Prof. Esin Küntay konuşmasında tinerci çocukların 80'ler ve sonrasının ürünü olduğunu söylüyor ve fuhuş'un yeni boyutlarını anlatıyor. On sekiz yaşın altındaki genç kızların discolarda konsomasyon, masaj salonlarında masajcı ve sokaklarda otostopçu olarak ‘metropoliten seksin’ malzemesi oluşlarını yansıtıyor. Polis, genç kızları yakalıyor ama müşterinin, yani metropolün iğrenç magandasının peşine düşmüyor.

Düşmemesi çok doğal...Çünkü bütün bu anlattıklarım ülkemizde kural koyucu olan yeraltı etkinliklerinin bir parçası. Ve yeraltı etkinlikleri bütün bir ekonomik çarkı döndürüyor.

‘Tinerci çocuklar’, ‘otostopçu kızlar’, masajcılar'. Latin Amerikalaşma ile Taylandlaşma arası bir şey. Yani dışardan gelmiyorlar ama dışarda benzerleri var. Adı, sanı ve de yöntemi belli bir model bu.

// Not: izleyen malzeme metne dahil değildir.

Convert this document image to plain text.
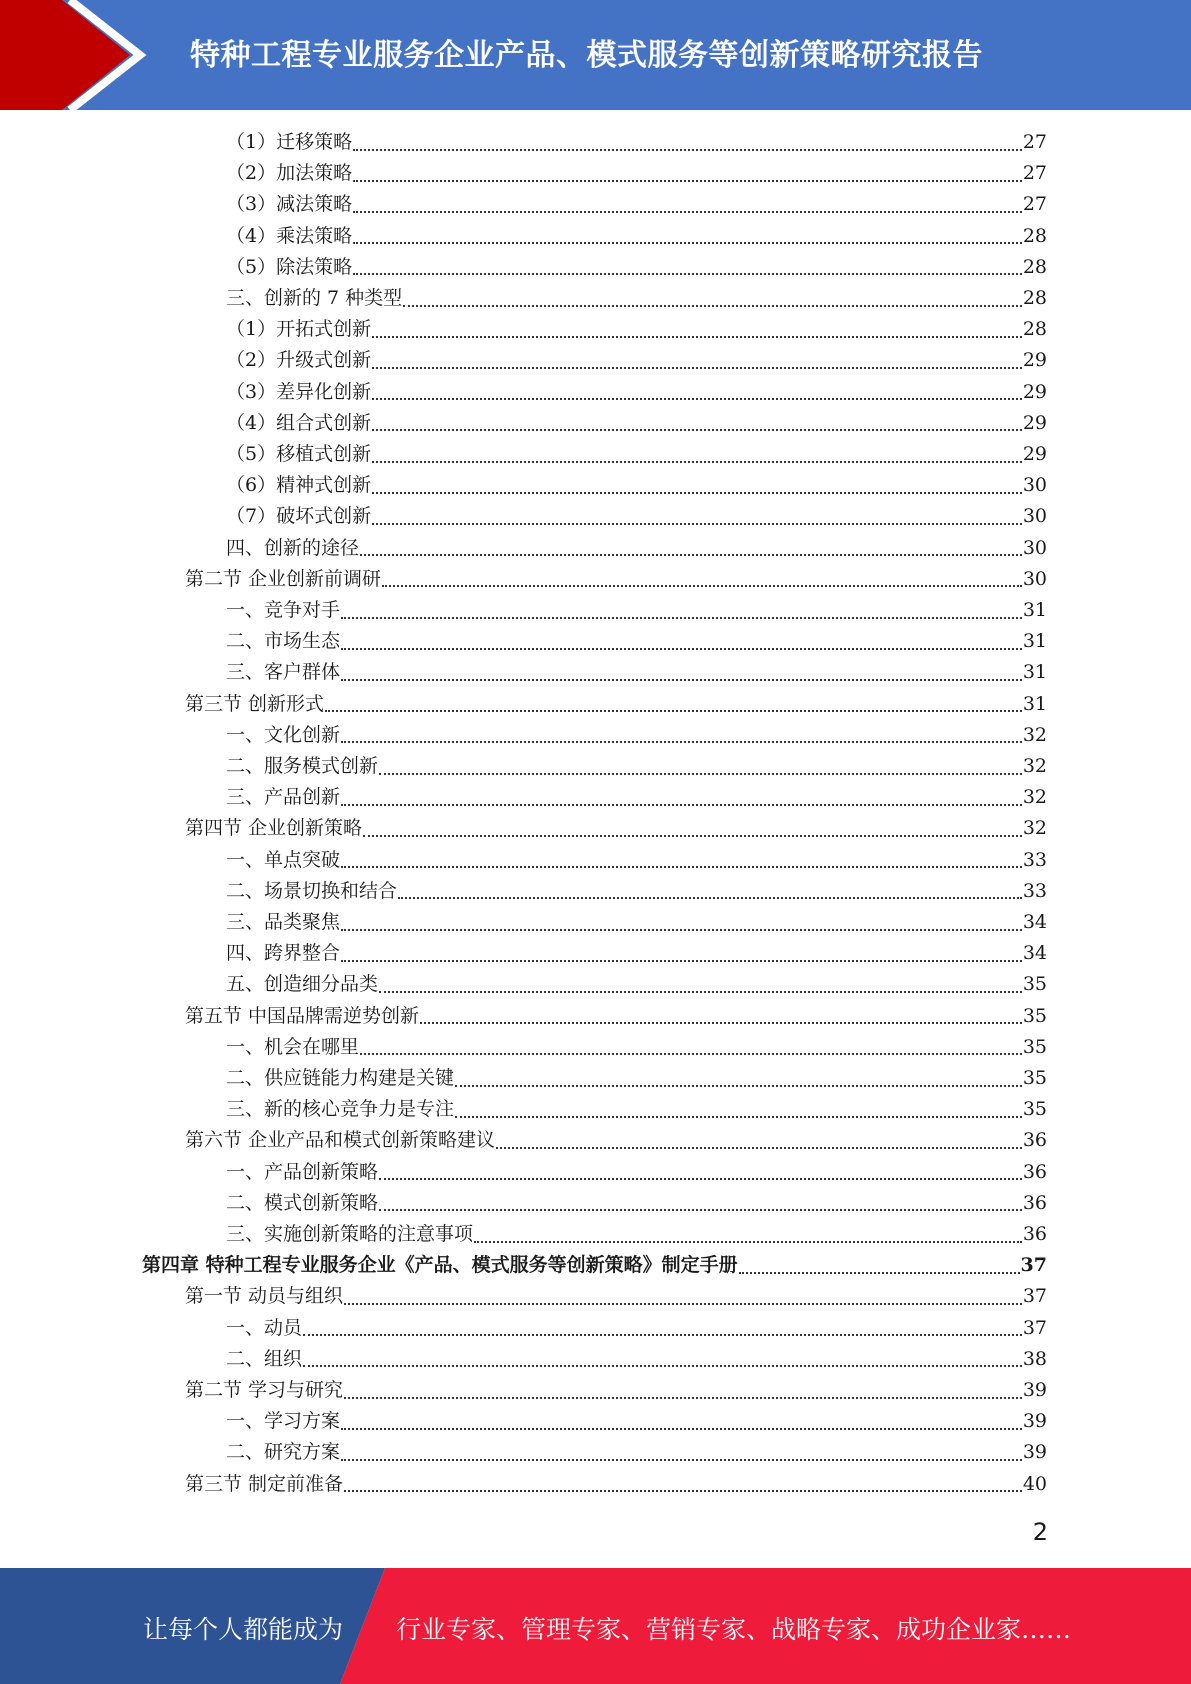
特种工程专业服务企业产品、模式服务等创新策略研究报告
（1）迁移策略	27
（2）加法策略	27
（3）减法策略	27
（4）乘法策略	28
（5）除法策略	28
三、创新的 7 种类型	28
（1）开拓式创新	28
（2）升级式创新	29
（3）差异化创新	29
（4）组合式创新	29
（5）移植式创新	29
（6）精神式创新	30
（7）破坏式创新	30
四、创新的途径	30
第二节 企业创新前调研	30
一、竞争对手	31
二、市场生态	31
三、客户群体	31
第三节 创新形式	31
一、文化创新	32
二、服务模式创新	32
三、产品创新	32
第四节 企业创新策略	32
一、单点突破	33
二、场景切换和结合	33
三、品类聚焦	34
四、跨界整合	34
五、创造细分品类	35
第五节 中国品牌需逆势创新	35
一、机会在哪里	35
二、供应链能力构建是关键	35
三、新的核心竞争力是专注	35
第六节 企业产品和模式创新策略建议	36
一、产品创新策略	36
二、模式创新策略	36
三、实施创新策略的注意事项	36
第四章 特种工程专业服务企业《产品、模式服务等创新策略》制定手册	37
第一节 动员与组织	37
一、动员	37
二、组织	38
第二节 学习与研究	39
一、学习方案	39
二、研究方案	39
第三节 制定前准备	40
2
让每个人都能成为 行业专家、管理专家、营销专家、战略专家、成功企业家……
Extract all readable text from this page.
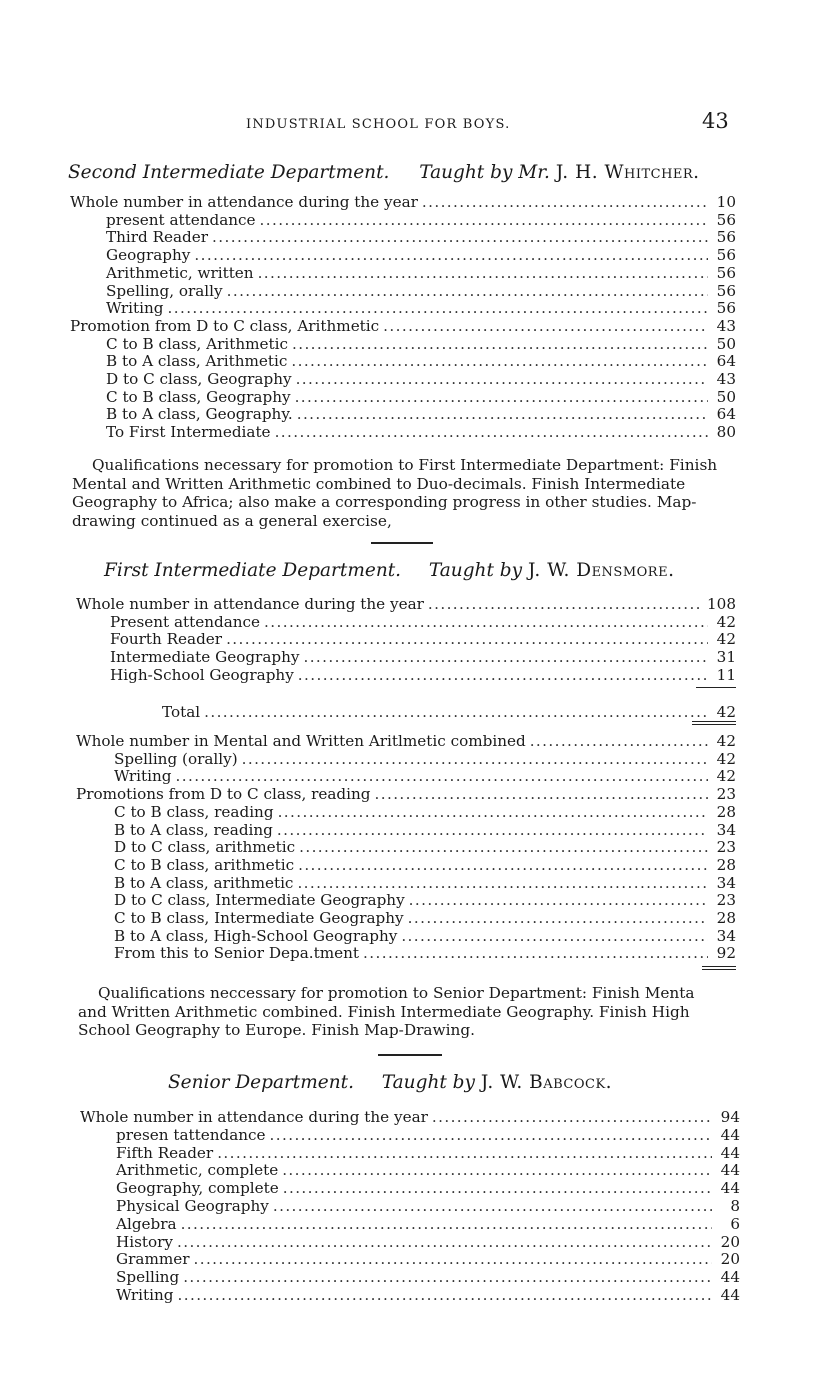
INDUSTRIAL SCHOOL FOR BOYS.	43
Second Intermediate Department. Taught by Mr. J. H. Whitcher.
Whole number in attendance during the year .....	10
present attendance .....	56
Third Reader .....	56
Geography .....	56
Arithmetic, written .....	56
Spelling, orally .....	56
Writing .....	56
Promotion from D to C class, Arithmetic .....	43
C to B class, Arithmetic .....	50
B to A class, Arithmetic .....	64
D to C class, Geography .....	43
C to B class, Geography .....	50
B to A class, Geography. .....	64
To First Intermediate .....	80
Qualifications necessary for promotion to First Intermediate Department: Finish
Mental and Written Arithmetic combined to Duo-decimals. Finish Intermediate
Geography to Africa; also make a corresponding progress in other studies. Map-
drawing continued as a general exercise,
First Intermediate Department. Taught by J. W. Densmore.
Whole number in attendance during the year .....	108
Present attendance .....	42
Fourth Reader .....	42
Intermediate Geography .....	31
High-School Geography .....	11
Total .....	42
Whole number in Mental and Written Aritlmetic combined .....	42
Spelling (orally) .....	42
Writing .....	42
Promotions from D to C class, reading .....	23
C to B class, reading .....	28
B to A class, reading .....	34
D to C class, arithmetic .....	23
C to B class, arithmetic .....	28
B to A class, arithmetic .....	34
D to C class, Intermediate Geography .....	23
C to B class, Intermediate Geography .....	28
B to A class, High-School Geography .....	34
From this to Senior Depa.tment .....	92
Qualifications neccessary for promotion to Senior Department: Finish Menta
and Written Arithmetic combined. Finish Intermediate Geography. Finish High
School Geography to Europe. Finish Map-Drawing.
Senior Department. Taught by J. W. Babcock.
Whole number in attendance during the year .....	94
presen tattendance .....	44
Fifth Reader .....	44
Arithmetic, complete .....	44
Geography, complete .....	44
Physical Geography .....	8
Algebra .....	6
History .....	20
Grammer .....	20
Spelling .....	44
Writing .....	44
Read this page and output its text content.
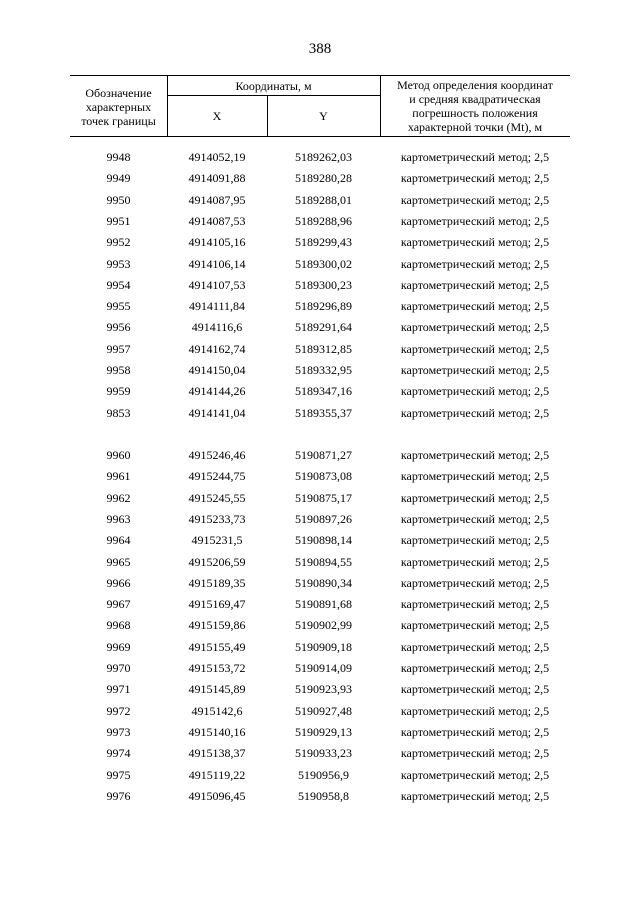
388
Обозначение
характерных
точек границы
Координаты, м
X	Y
Метод определения координат
и средняя квадратическая
погрешность положения
характерной точки (Mt), м
9948	4914052,19	5189262,03	картометрический метод; 2,5
9949	4914091,88	5189280,28	картометрический метод; 2,5
9950	4914087,95	5189288,01	картометрический метод; 2,5
9951	4914087,53	5189288,96	картометрический метод; 2,5
9952	4914105,16	5189299,43	картометрический метод; 2,5
9953	4914106,14	5189300,02	картометрический метод; 2,5
9954	4914107,53	5189300,23	картометрический метод; 2,5
9955	4914111,84	5189296,89	картометрический метод; 2,5
9956	4914116,6	5189291,64	картометрический метод; 2,5
9957	4914162,74	5189312,85	картометрический метод; 2,5
9958	4914150,04	5189332,95	картометрический метод; 2,5
9959	4914144,26	5189347,16	картометрический метод; 2,5
9853	4914141,04	5189355,37	картометрический метод; 2,5
9960	4915246,46	5190871,27	картометрический метод; 2,5
9961	4915244,75	5190873,08	картометрический метод; 2,5
9962	4915245,55	5190875,17	картометрический метод; 2,5
9963	4915233,73	5190897,26	картометрический метод; 2,5
9964	4915231,5	5190898,14	картометрический метод; 2,5
9965	4915206,59	5190894,55	картометрический метод; 2,5
9966	4915189,35	5190890,34	картометрический метод; 2,5
9967	4915169,47	5190891,68	картометрический метод; 2,5
9968	4915159,86	5190902,99	картометрический метод; 2,5
9969	4915155,49	5190909,18	картометрический метод; 2,5
9970	4915153,72	5190914,09	картометрический метод; 2,5
9971	4915145,89	5190923,93	картометрический метод; 2,5
9972	4915142,6	5190927,48	картометрический метод; 2,5
9973	4915140,16	5190929,13	картометрический метод; 2,5
9974	4915138,37	5190933,23	картометрический метод; 2,5
9975	4915119,22	5190956,9	картометрический метод; 2,5
9976	4915096,45	5190958,8	картометрический метод; 2,5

Hani şu çok başarılı ekonomik modelden ve de çağ atlama safsatalarından bahsediyorlar ya. ANAP'lı bir bakan giderayak, hükümetin ekonomik başarılarını sıralamış geçen gün. Komik oluyorlar.

Oysa kriz kapıda, yeni tinerci çocuklar ve otostopçu kızlarla beraber.

Sorumlular ise tüymeye hazırlar.

Ve de biz, korunmuş sitelerde ‘Bana dokunmayan bin yaşasın’ demekteyiz.

Bu da zaten bir Latin Amerikalaşma yöntemi.